All had interesting, informative things to say when standing in front of notebooks and microphones. None would be muzzled.

Gordon, Earnhardt and Patrick had major crossover appeal. Burton and Kenseth had race track intellect and a refusal to toe the line in interviews going for them and Stewart had a firm grip on being the racer’s racer and that kept the Friday and Saturday night short track crowd in tow.

The Cup Series still has a good number of talented drivers on the roster. It has a few who are worthing listening to in press conferences – like Kyle Busch or Brad Keselowski before he went vanilla. But not many who will be invited to co-host Saturday Night Live or do guest shots on the Kathie Lee and Whoever Show.

The following is a list of current NASCAR drivers who have the potential to replace Earnhardt Jr. as somebody who can ignite major excitement among fans:


During Speedweeks in February, a reporter on media day asked drivers who they thought would be take the place of Dale Earnhardt Jr. in terms of being NASCAR’s most popular driver.

The name Chase Elliott was mentioned by several of the interviewees.

The respondents must not have been very familiar with Elliott interviews; probably because they are being coptered out of tracks or are smart enough to not watch post race programming.

The kid appears to be a good driver, he has – like Junior had – a father who was extremely popular among fans and he’s driving a car (the No. 9 of dad) with links to “Million Dollar Bill”.
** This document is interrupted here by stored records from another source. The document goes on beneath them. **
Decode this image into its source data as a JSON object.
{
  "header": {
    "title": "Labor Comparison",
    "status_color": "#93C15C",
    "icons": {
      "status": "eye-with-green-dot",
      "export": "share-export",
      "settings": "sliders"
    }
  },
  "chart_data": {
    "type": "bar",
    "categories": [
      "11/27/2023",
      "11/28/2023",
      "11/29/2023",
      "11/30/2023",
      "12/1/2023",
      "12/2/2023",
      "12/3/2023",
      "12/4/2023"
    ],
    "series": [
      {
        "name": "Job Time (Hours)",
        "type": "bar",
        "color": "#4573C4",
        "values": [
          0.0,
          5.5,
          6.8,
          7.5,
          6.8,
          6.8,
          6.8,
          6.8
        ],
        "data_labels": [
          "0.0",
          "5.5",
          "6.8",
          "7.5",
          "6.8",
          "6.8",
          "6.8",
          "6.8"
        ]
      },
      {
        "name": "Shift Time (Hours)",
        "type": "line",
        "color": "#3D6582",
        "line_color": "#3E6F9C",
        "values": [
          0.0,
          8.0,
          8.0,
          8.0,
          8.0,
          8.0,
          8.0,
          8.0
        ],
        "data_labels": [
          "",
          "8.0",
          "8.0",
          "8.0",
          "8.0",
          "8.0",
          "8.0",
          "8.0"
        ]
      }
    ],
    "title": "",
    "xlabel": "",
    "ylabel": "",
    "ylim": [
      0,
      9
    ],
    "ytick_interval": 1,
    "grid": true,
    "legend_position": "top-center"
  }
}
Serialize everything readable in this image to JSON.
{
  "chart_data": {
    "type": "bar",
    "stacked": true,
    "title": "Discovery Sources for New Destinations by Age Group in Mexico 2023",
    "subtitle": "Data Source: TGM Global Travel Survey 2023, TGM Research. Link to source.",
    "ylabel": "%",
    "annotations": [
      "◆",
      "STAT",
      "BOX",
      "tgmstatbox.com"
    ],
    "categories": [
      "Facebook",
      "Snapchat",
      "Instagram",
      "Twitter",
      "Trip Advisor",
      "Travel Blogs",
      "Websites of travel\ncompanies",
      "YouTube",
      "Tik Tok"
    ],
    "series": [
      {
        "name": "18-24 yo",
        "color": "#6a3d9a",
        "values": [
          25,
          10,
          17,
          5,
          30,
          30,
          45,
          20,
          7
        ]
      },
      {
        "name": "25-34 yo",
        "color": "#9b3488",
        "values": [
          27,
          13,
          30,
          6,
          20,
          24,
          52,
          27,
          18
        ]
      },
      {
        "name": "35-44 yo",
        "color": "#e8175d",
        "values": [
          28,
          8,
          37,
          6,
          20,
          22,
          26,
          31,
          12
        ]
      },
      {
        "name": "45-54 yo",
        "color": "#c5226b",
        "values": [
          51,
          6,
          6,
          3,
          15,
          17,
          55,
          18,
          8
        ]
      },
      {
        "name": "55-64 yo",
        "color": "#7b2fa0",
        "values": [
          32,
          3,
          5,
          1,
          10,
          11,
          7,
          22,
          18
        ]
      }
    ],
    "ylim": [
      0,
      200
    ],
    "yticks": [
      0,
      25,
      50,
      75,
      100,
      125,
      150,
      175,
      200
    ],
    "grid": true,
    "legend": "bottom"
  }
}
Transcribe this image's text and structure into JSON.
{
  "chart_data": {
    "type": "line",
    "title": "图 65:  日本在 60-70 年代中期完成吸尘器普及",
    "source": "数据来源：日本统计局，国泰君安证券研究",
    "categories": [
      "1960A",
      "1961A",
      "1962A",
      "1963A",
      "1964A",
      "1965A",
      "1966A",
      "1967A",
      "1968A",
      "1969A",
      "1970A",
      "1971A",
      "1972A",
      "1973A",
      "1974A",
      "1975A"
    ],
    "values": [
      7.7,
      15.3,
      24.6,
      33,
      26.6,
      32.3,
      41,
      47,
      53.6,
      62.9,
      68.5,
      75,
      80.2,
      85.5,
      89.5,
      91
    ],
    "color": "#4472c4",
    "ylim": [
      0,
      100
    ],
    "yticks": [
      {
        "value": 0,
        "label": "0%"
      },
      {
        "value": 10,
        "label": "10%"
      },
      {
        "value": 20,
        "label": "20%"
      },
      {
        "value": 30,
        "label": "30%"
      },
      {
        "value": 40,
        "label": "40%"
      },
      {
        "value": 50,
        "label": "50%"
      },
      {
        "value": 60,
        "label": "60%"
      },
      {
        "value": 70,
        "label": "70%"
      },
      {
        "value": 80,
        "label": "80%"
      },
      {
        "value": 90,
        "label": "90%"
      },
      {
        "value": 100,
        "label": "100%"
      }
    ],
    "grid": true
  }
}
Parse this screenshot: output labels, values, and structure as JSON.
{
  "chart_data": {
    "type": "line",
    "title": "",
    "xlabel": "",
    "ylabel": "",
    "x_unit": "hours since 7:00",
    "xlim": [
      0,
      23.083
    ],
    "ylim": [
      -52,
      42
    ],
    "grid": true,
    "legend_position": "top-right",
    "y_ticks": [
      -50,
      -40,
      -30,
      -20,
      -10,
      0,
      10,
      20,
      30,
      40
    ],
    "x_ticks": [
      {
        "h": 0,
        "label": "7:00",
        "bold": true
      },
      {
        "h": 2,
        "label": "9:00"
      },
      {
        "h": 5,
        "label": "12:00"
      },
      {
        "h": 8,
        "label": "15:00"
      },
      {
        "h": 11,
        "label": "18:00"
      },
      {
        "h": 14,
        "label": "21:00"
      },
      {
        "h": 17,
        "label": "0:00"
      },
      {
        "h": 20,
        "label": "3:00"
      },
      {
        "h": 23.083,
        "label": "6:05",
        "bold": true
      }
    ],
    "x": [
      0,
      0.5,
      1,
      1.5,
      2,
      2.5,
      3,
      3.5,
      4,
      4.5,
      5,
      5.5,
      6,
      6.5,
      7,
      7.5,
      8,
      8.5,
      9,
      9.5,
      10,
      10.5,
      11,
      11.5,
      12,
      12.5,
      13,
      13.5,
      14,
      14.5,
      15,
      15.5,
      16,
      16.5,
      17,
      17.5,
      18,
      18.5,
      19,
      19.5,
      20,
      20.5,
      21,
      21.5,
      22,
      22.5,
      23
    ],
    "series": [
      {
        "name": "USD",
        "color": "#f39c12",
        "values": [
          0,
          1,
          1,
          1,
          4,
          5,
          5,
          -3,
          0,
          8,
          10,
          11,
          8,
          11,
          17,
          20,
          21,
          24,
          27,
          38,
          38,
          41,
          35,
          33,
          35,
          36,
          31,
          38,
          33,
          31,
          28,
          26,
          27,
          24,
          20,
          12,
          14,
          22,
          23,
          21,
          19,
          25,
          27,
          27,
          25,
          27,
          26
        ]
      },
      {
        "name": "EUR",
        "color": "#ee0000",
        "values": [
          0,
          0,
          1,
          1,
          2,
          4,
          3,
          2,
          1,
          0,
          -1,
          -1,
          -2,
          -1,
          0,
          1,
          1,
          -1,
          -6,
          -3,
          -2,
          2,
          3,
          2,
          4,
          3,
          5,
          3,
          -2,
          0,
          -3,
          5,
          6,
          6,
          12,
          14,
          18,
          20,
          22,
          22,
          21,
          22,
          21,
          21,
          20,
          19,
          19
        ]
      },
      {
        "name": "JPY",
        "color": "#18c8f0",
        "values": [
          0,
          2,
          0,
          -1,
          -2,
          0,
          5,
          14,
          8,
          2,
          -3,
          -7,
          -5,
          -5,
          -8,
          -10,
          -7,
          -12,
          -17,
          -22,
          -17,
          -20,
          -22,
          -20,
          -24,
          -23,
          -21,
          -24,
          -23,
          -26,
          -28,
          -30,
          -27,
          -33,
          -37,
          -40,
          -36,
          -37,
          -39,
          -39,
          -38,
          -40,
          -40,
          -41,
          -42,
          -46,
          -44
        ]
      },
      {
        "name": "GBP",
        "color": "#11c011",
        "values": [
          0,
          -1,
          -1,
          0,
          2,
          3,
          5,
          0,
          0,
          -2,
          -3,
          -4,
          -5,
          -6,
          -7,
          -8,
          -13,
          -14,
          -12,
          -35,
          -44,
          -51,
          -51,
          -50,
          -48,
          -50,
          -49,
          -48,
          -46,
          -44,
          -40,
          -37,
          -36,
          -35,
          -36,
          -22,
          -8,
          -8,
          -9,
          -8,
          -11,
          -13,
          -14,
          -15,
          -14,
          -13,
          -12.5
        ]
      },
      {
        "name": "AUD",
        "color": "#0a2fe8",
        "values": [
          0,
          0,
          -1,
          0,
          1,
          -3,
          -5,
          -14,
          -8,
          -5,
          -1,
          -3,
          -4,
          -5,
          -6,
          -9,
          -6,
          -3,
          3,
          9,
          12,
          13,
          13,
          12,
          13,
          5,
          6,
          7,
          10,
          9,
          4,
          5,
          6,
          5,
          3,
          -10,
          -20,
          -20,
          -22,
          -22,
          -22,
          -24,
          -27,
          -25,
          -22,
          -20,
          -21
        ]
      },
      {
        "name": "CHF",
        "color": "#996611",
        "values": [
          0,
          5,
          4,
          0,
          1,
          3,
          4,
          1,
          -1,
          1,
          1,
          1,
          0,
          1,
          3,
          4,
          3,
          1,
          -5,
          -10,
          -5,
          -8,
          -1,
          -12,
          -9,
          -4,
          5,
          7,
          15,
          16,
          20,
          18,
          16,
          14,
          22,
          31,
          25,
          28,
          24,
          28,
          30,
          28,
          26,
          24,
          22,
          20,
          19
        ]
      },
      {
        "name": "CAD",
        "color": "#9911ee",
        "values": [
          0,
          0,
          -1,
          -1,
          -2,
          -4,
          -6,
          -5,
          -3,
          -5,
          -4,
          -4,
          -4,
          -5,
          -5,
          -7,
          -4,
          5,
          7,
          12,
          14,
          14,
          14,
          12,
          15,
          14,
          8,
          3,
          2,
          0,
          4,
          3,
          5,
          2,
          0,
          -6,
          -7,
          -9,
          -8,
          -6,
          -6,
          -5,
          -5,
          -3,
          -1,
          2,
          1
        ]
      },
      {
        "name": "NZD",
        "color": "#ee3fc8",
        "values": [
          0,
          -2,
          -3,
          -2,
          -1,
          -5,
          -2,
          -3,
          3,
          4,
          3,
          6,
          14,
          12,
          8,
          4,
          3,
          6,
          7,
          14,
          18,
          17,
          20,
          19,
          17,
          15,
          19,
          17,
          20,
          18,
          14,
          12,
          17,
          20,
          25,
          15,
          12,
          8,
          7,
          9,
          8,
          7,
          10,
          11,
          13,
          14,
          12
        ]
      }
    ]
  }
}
But when placed in front of the media, the kid is as bland as Irish food. He could put a triple espresso to sleep.

Ditto for most of the other “young guns” in NASCAR. Either as a result of coaching or common sense, none have shown any inclination to climb out onto that skinny limb of offending sponsors or series officials by speaking their minds.

Darrell Wallace has come through with some interesting interviews and provocative remarks, but it is extremely doubtful that NASCAR Nation has become enlightened to the point where its citizens will hoist an African American driver upon their shoulders.

Gimmicks like stage racing, playoffs, cars that semi-sort of, kind of, vaguely look like street versions of a Camaro or Mustang, knockout qualifying are doomed to failure unless fans care about the stars competing in the sport.

And right now, NASCAR has an astrophysics problem: there are no bright stars in its sky. Only a black hole.